– На те шляпку, – дед послушно протянул птеродактилю ярко-красную пятнистую шляпку мухомора и снова посмотрел на меня. – Если мухоморов не хочешь, чего тогда надо?
Я растерялся.
– Да так… Просто подошёл… Познакомиться…
– Сфотографировать он нас хочет! – заявил птеродактиль Ксенофонт.
– Да, если можно… – не преминул я ухватиться за подсказку. Нельзя упускать такой случай.
– Хватаграфировать? – поморщился дед. – Зачем?
– Он же уфолог, забыл, склеротик? – возмутился птеродактиль. – Диссертацию потом о нас защищать будет! Такого понапишет, под такие обоснования подведёт – век не отмоешься!
Дед подумал, махнул рукой:
– Пущай клевещет! Впервой, что ли?
– Так можно? – нерешительно поинтересовался я, берясь за фотоаппарат.
– Валяй, – проскрипел дед.
– Погоди, погоди! – встрепенулся птеродактиль Ксенофонт. – Дай-ка фотогеничность наведу.
Он замотал головой, отряхивая с пасти крошки мухомора, и развернулся на плече деда, чтобы быть к объективу анфас:
– Теперь можно.
Я навёл на странную парочку видоискатель.

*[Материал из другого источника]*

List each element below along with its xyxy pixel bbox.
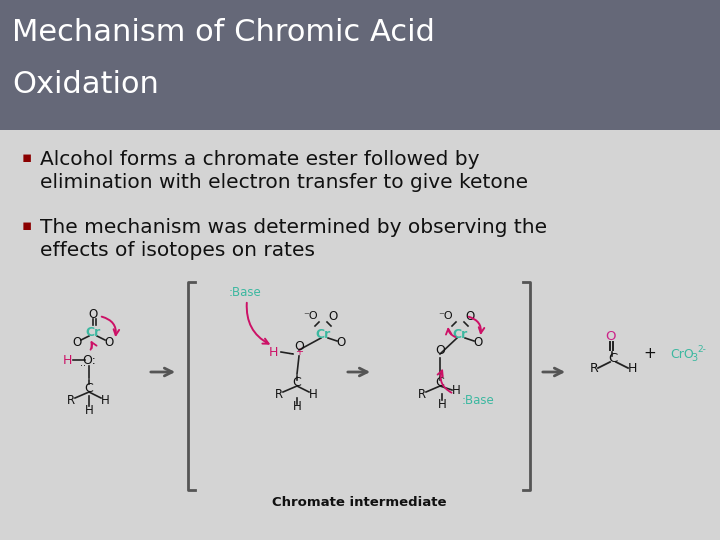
Text: +: +: [295, 347, 303, 357]
Text: +: +: [644, 347, 657, 361]
Text: effects of isotopes on rates: effects of isotopes on rates: [40, 241, 315, 260]
Text: O: O: [605, 329, 616, 342]
Text: C: C: [85, 381, 94, 395]
Bar: [0, 0, 720, 130]
Text: C: C: [608, 352, 618, 365]
Text: Cr: Cr: [86, 326, 101, 339]
Text: R: R: [418, 388, 426, 401]
Text: The mechanism was determined by observing the: The mechanism was determined by observin…: [40, 218, 547, 237]
Text: O: O: [89, 307, 98, 321]
Text: O: O: [104, 335, 114, 348]
Text: O:: O:: [82, 354, 96, 367]
Text: C: C: [292, 375, 302, 388]
Text: ▪: ▪: [22, 150, 32, 165]
Text: O: O: [465, 309, 474, 322]
Text: 3: 3: [691, 353, 697, 363]
Text: Chromate intermediate: Chromate intermediate: [271, 496, 446, 509]
Text: 2-: 2-: [697, 346, 706, 354]
Text: :Base: :Base: [462, 394, 495, 407]
Text: O: O: [294, 340, 304, 353]
Text: H: H: [309, 388, 318, 401]
Text: R: R: [590, 361, 598, 375]
Text: R: R: [67, 394, 75, 407]
Text: H: H: [438, 397, 446, 410]
Text: H: H: [101, 394, 109, 407]
Text: Mechanism of Chromic Acid: Mechanism of Chromic Acid: [12, 18, 435, 47]
Text: :Base: :Base: [229, 286, 261, 299]
Text: O: O: [73, 335, 81, 348]
Text: O: O: [328, 309, 338, 322]
Text: H: H: [627, 361, 636, 375]
Text: H: H: [269, 346, 278, 359]
Text: Alcohol forms a chromate ester followed by: Alcohol forms a chromate ester followed …: [40, 150, 480, 169]
Text: elimination with electron transfer to give ketone: elimination with electron transfer to gi…: [40, 173, 528, 192]
Text: O: O: [336, 335, 346, 348]
Text: H: H: [63, 354, 72, 367]
Text: O: O: [473, 335, 482, 348]
Text: CrO: CrO: [670, 348, 694, 361]
Text: ··: ··: [80, 361, 86, 371]
Text: ⁻O: ⁻O: [304, 311, 318, 321]
Text: H: H: [292, 400, 302, 413]
Text: Cr: Cr: [315, 327, 330, 341]
Text: ▪: ▪: [22, 218, 32, 233]
Text: ⁻O: ⁻O: [438, 311, 454, 321]
Text: H: H: [85, 403, 94, 416]
Text: C: C: [436, 375, 444, 388]
Text: Cr: Cr: [452, 327, 467, 341]
Text: ··: ··: [288, 349, 294, 359]
Text: O: O: [435, 343, 445, 356]
Text: Oxidation: Oxidation: [12, 70, 159, 99]
Text: R: R: [275, 388, 283, 401]
Text: H: H: [451, 383, 460, 396]
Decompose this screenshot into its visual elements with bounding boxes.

– Ракурс слева! – прокомментировал птеродактиль, повернул голову направо, слегка растопырил крылья и приоткрыл пасть. – Улыбочка…
Как только я нажал на кнопку, он тремя пальцами на сгибе левого крыла скрутил кукиш.
– Ракурс справа! – продолжил командовать птеродактиль, повернул голову налево и опять во время съёмки скрутил кукиш, но теперь пальцами правого крыла.
– Анфас! – провозгласил он следующую экспозицию, раскинул крылья, распахнул пасть во всю ширь и во время съёмки скрутил сразу два кукиша.
Пальцев на крыльях у него имелось всего по три, но они были длинными, когтистыми, и кукиши получались отменными.
– На этом всё, папарацци ты наш! – подвёл итог фотосессии птеродактиль Ксенофонт. – Как тебе моя белозубая улыбка?
Он явно издевался надо мной, и я не захотел оставаться в долгу.
– Оскал, то есть? – любезно поправил я. – Кондрашка хватит, если приснится. – И порекомендовал: – Обратись к дантисту, чтобы скобки на зубы поставил.
– Много ты понимаешь! – раздражённо возразил птеродактиль Ксенофонт. – У последнего представителя рода пальцекрылых всё должно быть естественным!
– Просто ты дантистов боишься, – резонно заметил дед-бомж.
– Что значит боюсь?! – взъерепенился птеродактиль Ксенофонт. – Я тебе не фотомодель и не позволю себя уродовать! С лица воду не пить!
«Так то с лица, а тут с морды…» – подумал я, но благоразумно решил не озвучивать.
– А если не модель, тогда чего перед фотокамерой выпендриваешься? – спросил дед.
– Как это – чего?! Вот помру завтра, кто вспомнит, как пальцекрылые выглядели?
– Меньше мухоморов лопай, дольше проживёшь.
– Мухоморов пожалел, да? Объедаю тебя? – обиделся птеродактиль Ксенофонт. – Нашёл нахлебника… Попрекаешь… Злой ты, уйду я от тебя…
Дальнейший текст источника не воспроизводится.